Mit weißem Spargel hingegen werden noch immer kaum Experimente gemacht. Zugegeben, es tut nicht so sehr not wie beim Kürbis, denn Spargel ist an Kartoffeln und Butter oder (selbstgemachter!) Hollandaise eine zeitlose Angelegenheit, die auch an Tag 37 der Spargel-Saison noch so gut schmeckt wie am ersten Tag. Aber was macht ein Spargel, dem das auf Dauer zu fad ist? Was sind seine Karriereoptionen? Zur Suppe werden? Soll das wirklich alles gewesen sein?

Niemals. Aus der Kategorie „Anderes mit Spargel“ präsentieren wir heute: Spargelsalat aus hauchdünn geschnittenem rohem Spargel.
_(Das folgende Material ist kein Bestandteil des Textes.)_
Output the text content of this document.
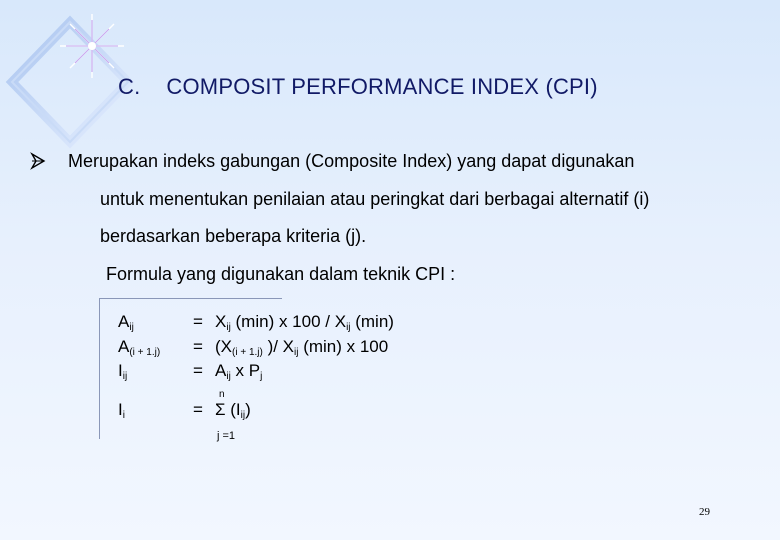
C. COMPOSIT PERFORMANCE INDEX (CPI)
Merupakan indeks gabungan (Composite Index) yang dapat digunakan
untuk menentukan penilaian atau peringkat dari berbagai alternatif (i)
berdasarkan beberapa kriteria (j).
Formula yang digunakan dalam teknik CPI :
$A_{ij}$	= $X_{ij}$ (min) x $100 / X_{ij}$ (min)
$A_{(i + 1.j)} = (X_{(i + 1.j)}$ )/ $X_{ij}$ (min) x 100
$I_{ij}$	= $A_{ij}$ x $P_j$
n
$I_i$	= Σ $(I_{ij})$
j =1
29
Spargel genauestens schälen (schlecht geschälter Spargel ist bekanntermaßen so unerträglich wie Sand/Baguettebrösel im Bett) und Schale entsorgen. Danach eine Schüssel zur Hand nehmen und den geschälten Spargel einfach weiterschälen, aber jetzt hemmungslos von oben nach unten, inklusive Kopf. Die hauchdünnen Spargelscheiben fallen in die Schüssel, wo sie, wenn sie allesamt verarbeitet wurden, mit Olivenöl, Zitronensaft, Salz, Pfeffer und Parmesan gewürzt werden. Gut abschmecken. Ein paar Minuten ziehen lassen, währenddessen Weißbrot fein würfeln, in einer Pfanne etwas Butter schmelzen und das Weißbrot darin goldbraun rösten. Nach Geschmack kann man die Butter vorher auch zart mit Salbei oder Estragon aromatisieren, pur ist es aber ebenso gut. Spargelsalat auf einem Teller anrichten, mit Brot bestreuen und am besten zu kaltem Weißwein verspeisen.